Swimming In Tumbling Creek

By Mary Joyce Porcelli © 1985

Issue: August, 1985

I suppose I went swimming many times as a young child, with the rest of my family, in Tumbling Creek, since it was a relatively public swimming hole. Despite the fact it was situated in a shady, wooded area along a dirt road back in the Blue Ridge Mountains. My first recollection, though, of being introduced to that clear creek water was, at ten years old, when I was baptized.

As the preacher blessed me then dunked me under I remember thinking it was definitely a good thing I had been saved. Because when I felt the shock of that creek's frigid temperature touching my warm skin, I thought sure I'd be meeting my maker in just a few more minutes. But I managed to live long enough after that to actually look forward to the prospect of taking a dive into that chilly stream.

The phrase "taking a dive", though, isn't exactly correct. The only person I ever saw brave enough to jump headfirst into Tumbling Creek was my father, John Carr, but he is made of hardy stock and doesn't scare easily. As for the rest of us, we went in the gradual route. Which meant we would wade in slowly until the water came up to our bare ankles. Then we'd stop and scream a little from the shock. Then we'd wade in just a bit further. Then we'd stop and scream a little more.

Finally, when the water was just above our knees, and our legs numb from the chill, we'd screw up our courage, over and over again, until we'd managed to get our whole bodies, from the neck down, wet. That process, too, was a slow one. The action consisted of us bobbing down a few inches into the water, jumping straight up into the air from the shock of the cold water touching those still-dry parts of our summer-hot skin, then, once those parts were numb, we'd bob down a little more. Of course, this action and reaction wasn't always as slow as we hoped it would be because Nature usually took a hand during the second or third time we jumped in the air. More often than not, we'd eventually sit on one of those slick, flat smooth rocks that lined the bottom of Tumbling Creek and end up falling in, so that our entire bodies, except our heads, were covered all at once.

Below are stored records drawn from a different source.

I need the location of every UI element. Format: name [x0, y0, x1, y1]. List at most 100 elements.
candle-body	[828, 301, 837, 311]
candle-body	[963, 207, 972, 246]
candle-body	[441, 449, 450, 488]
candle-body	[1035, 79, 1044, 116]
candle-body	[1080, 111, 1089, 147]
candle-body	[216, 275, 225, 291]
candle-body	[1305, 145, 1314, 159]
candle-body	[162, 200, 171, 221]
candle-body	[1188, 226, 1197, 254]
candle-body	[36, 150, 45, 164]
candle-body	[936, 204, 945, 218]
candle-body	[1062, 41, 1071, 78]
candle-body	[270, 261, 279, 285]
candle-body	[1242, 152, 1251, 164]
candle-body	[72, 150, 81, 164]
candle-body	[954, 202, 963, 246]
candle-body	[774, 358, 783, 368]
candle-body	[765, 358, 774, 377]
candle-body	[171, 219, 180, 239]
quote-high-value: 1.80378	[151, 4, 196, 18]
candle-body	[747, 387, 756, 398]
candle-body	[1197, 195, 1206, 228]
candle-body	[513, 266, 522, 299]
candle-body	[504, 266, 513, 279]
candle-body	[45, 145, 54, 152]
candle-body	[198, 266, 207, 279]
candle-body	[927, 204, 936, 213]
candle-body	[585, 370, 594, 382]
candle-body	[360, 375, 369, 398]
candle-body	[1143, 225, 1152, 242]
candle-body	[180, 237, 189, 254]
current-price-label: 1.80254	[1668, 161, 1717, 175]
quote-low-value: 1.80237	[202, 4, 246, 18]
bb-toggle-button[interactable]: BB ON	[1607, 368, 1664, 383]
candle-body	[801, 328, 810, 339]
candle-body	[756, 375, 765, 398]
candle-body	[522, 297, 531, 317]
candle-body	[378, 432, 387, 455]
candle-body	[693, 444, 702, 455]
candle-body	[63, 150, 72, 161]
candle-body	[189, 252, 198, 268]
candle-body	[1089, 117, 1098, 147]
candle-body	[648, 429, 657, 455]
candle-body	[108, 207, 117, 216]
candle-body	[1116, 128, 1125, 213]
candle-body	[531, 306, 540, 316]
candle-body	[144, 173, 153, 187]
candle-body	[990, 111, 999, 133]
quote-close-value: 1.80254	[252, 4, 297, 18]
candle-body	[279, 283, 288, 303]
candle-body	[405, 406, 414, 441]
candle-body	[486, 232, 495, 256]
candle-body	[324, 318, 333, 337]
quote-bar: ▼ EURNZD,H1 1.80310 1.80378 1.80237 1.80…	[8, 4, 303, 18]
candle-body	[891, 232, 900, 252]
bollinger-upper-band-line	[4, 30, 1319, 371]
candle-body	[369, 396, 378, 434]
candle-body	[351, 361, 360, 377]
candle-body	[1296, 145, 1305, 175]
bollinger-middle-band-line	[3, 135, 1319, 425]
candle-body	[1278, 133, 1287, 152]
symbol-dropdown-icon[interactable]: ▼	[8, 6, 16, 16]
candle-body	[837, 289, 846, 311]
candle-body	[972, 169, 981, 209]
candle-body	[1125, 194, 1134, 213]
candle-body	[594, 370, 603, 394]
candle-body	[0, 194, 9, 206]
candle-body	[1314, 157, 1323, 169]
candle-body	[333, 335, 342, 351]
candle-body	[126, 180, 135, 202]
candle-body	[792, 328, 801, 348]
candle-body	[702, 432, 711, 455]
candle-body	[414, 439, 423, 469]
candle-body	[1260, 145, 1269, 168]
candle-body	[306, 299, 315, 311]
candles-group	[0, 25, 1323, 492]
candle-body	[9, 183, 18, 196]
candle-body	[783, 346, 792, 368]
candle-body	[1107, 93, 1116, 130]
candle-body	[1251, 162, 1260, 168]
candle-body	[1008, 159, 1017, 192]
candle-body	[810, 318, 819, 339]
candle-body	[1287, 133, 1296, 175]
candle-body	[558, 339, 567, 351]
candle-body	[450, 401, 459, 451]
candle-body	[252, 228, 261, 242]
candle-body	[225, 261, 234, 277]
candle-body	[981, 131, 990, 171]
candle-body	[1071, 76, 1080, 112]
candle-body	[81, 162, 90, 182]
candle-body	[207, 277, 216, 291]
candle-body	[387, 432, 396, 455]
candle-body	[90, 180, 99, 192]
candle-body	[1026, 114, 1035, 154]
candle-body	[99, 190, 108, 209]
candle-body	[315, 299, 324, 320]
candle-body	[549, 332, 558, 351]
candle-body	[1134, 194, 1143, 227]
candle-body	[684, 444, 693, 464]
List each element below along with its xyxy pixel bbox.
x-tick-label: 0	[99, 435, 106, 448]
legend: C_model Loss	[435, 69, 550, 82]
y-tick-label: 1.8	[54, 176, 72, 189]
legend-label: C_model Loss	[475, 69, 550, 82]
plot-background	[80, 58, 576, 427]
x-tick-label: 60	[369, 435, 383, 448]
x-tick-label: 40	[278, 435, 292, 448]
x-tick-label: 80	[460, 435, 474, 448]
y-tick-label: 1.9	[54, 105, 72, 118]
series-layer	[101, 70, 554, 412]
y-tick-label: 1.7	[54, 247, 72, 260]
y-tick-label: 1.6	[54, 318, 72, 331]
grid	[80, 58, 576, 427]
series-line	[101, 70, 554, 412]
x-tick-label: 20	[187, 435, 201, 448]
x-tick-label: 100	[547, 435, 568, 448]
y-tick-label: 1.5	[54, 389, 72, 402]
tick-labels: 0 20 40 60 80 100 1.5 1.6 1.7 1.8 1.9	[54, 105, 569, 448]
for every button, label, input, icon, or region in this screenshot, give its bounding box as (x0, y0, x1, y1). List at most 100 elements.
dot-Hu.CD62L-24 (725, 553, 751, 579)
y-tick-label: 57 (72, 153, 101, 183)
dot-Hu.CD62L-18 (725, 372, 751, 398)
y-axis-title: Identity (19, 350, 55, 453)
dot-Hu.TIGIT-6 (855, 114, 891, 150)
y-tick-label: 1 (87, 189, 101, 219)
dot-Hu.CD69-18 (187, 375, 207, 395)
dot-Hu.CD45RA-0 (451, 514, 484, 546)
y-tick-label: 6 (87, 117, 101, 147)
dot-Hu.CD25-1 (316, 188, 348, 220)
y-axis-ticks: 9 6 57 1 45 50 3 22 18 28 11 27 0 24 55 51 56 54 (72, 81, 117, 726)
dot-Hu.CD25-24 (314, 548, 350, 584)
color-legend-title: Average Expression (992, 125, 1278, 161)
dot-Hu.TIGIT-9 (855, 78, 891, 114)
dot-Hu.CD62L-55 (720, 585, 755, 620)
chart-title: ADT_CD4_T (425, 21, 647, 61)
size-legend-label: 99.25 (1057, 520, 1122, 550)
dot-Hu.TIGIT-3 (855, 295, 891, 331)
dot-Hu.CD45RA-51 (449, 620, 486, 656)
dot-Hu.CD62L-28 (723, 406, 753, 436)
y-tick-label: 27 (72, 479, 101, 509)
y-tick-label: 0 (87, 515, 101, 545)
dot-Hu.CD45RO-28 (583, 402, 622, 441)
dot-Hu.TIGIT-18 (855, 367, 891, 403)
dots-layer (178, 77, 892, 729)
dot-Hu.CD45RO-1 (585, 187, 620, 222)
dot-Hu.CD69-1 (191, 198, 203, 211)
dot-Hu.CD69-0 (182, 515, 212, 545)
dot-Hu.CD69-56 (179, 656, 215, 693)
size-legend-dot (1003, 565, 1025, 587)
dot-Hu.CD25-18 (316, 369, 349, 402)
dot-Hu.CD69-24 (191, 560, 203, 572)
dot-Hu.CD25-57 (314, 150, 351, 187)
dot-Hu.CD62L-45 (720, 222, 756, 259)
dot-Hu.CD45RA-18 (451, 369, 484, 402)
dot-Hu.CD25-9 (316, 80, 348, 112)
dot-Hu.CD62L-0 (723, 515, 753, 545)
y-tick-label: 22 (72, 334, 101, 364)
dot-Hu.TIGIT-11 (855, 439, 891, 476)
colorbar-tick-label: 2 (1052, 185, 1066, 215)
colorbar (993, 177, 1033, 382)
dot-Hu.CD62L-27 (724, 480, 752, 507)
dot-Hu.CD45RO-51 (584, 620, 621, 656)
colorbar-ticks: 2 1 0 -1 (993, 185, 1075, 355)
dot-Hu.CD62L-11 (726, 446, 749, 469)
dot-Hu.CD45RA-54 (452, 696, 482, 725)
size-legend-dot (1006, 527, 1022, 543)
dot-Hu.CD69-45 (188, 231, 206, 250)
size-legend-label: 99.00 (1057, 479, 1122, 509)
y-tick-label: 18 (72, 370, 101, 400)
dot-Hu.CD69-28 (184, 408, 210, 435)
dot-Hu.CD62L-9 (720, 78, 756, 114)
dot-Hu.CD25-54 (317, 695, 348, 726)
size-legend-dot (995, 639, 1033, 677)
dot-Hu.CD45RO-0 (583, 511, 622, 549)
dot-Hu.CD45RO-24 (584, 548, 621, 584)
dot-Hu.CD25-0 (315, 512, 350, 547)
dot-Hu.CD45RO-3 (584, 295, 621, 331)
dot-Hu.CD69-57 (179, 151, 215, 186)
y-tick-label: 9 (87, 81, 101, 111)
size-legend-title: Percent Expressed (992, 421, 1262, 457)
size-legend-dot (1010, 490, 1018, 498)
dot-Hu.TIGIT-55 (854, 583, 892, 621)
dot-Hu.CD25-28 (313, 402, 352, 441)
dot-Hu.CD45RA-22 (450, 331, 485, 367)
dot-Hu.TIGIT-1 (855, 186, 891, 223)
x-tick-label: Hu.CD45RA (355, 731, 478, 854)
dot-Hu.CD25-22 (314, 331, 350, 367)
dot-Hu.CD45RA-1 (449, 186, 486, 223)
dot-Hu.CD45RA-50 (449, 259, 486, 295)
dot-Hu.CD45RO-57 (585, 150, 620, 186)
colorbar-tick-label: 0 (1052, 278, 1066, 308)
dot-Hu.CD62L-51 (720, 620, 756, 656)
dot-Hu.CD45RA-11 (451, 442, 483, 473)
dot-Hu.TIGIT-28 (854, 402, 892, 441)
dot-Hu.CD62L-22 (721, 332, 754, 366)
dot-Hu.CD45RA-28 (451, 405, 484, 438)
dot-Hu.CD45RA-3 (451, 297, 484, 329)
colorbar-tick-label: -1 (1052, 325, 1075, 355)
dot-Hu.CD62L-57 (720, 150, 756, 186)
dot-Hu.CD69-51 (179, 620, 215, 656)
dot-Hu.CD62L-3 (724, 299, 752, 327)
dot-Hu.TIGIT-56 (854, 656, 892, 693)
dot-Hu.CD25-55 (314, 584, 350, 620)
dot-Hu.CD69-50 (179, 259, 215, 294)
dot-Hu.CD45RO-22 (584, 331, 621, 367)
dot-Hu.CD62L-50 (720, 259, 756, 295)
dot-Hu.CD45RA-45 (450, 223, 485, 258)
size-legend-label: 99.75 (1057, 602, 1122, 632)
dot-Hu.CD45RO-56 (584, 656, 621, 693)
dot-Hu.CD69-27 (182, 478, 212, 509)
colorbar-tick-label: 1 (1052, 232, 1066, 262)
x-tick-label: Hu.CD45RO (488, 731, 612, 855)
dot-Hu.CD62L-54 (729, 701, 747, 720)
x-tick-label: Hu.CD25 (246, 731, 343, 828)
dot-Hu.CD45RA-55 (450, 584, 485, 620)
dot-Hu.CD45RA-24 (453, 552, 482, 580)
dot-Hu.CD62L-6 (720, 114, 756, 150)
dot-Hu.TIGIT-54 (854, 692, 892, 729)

I don't know how we managed it, but I can't remember any of us kids, no matter how many falls we took, getting our heads wet. Most of us were afraid of letting our heads go under for two reasons. In the first place, we couldn't swim well enough to risk choking on the water. Second, we were never sure that dunking our heads into that icy stream wouldn't cause brain damage with the shock.

But, despite all that, we enjoyed Tumbling Creek. So much so that we all agreed harmoniously that turning blue and numb for the first few minutes of getting in was a small enough inconvenience to face just to get to go swimming in that chilly, clear, mountain, swimming hole.